長期休みは世の児童生徒学生が憂いを晴らすべく癒しの一時であるのは間違いない。


 課題などはギリギリに、帳尻合わせて終わらせ、もしくは遅れて提出すれば良いのであり、この休暇の意義というのはまず遊ぶことにある。


 長期休暇は学校というしがらみも無く、取りあえず自由で、そんな中では切々たる想い、願いというのは生まれにくい。願いや悩みは生まれる、でも、それは往々にして自由という楽しさの中に埋もれ、忘れ去られやすいものなのだ。



 というわけで、例によってSnow Whiteは開店休業だった。


「お客きませんね~」


「いい加減なれたらどうだい、サキさん」



 Snow Whiteの正社員見習い兼従業員のアゼガミ サキは高校三年の夏休みにもかかわらずお店に出勤し、このお店唯一のテラステーブルにくったりと体を預けて例のごとくボヤくのであった。

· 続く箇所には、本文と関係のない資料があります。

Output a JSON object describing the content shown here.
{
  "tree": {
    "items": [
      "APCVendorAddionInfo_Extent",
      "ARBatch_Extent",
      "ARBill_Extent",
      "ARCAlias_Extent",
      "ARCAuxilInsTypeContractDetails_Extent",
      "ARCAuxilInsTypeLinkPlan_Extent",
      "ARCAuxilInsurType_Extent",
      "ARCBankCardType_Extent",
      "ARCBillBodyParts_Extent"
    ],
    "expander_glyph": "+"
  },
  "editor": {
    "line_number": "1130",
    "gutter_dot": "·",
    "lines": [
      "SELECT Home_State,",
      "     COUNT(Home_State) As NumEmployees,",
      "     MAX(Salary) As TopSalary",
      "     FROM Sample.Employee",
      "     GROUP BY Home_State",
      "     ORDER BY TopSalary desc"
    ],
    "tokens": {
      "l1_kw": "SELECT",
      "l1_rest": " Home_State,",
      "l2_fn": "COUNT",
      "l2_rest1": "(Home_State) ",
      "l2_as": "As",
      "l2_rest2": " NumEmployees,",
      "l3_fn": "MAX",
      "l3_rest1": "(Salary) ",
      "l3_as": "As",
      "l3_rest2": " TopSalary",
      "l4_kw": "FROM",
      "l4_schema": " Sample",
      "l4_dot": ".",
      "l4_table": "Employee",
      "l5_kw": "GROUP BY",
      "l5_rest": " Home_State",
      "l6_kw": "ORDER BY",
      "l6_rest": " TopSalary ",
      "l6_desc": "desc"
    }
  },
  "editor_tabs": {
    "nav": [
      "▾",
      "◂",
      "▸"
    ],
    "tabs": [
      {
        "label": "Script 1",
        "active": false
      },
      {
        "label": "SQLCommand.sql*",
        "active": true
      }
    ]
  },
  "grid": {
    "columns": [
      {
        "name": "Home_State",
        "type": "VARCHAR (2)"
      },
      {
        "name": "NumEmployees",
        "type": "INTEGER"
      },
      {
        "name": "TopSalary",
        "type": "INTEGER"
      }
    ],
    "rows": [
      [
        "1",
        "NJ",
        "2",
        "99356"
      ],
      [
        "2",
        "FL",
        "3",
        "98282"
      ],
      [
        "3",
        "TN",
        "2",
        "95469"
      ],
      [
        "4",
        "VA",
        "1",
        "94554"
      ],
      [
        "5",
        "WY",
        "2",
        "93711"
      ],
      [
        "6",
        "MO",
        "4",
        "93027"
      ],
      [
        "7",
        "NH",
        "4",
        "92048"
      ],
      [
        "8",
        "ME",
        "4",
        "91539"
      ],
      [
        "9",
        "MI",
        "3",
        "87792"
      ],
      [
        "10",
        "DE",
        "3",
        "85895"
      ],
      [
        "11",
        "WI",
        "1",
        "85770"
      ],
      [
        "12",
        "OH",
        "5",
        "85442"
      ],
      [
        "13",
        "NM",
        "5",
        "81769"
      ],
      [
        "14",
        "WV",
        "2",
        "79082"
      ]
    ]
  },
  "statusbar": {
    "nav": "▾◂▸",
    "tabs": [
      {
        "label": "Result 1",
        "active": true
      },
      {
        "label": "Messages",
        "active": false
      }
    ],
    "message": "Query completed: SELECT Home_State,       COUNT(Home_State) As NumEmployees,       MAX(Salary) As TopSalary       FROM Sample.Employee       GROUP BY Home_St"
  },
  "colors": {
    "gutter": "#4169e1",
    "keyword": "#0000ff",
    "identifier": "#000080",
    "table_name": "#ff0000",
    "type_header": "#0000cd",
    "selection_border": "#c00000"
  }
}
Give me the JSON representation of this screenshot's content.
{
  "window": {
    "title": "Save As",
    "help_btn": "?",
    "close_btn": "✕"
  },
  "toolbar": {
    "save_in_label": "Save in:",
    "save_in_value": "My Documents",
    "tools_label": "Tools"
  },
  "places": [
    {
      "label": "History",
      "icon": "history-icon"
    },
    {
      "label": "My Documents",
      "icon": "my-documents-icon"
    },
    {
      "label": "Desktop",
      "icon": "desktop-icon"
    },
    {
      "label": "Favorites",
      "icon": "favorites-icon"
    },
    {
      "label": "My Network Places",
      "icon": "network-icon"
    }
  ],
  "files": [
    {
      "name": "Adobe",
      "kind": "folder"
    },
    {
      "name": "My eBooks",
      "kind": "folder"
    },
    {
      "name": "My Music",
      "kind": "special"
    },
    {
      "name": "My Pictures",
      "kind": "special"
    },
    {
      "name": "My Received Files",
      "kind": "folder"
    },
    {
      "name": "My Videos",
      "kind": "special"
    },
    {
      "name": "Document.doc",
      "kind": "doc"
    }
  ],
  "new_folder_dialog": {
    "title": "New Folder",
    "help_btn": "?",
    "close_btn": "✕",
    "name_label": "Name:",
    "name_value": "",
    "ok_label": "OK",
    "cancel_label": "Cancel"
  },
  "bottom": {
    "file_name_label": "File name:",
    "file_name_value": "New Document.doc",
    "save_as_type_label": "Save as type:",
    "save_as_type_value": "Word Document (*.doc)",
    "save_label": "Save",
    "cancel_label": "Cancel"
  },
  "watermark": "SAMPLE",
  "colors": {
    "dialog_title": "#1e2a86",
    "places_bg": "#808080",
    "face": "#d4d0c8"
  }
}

 4月の研修と銘打たれたパリへの旅以来、真剣に将来を考えるようになったサキだったが、実際のところは結論を先延ばしにしている最中だった。


「慣れとか言われましてもねー…もう一ヶ月以上お客来ないじゃないですかぁ」


 モップを小手先で弄びながら、グダグダと喋る。



「世の中忙しいか幸せなんでしょう。というか、君はどうしてここにいるんだい?」


「―――…酷い言い草だぁ…バイトだからいるんですケドぉ」


 ぷぅ、と頬を膨らますもテーブルに片面が押しつけられているので、妙に歪で面白い。


 店長は苦笑いを浮かべながら、首を振った。


「そうじゃなくてね。他にしたい事は無いんですか? 別に毎日来る必要はないって前々から言ってるし、これから夏休みにかけては、一番お客が来ない時期だしね。それに、日本の大学受験するなら勉強しないと」


「受験は大丈夫ですよ~。私、成績いですし、指定校推薦取れますから。まぁ、英語の勉強は続けてますけどね~」


 先送りにしつつも、押さえているところは抑えているサキであった。だからこそ、受験は夏が勝負と言われているのにもかかわらず、親はバイトに行くのを黙認しているのだ。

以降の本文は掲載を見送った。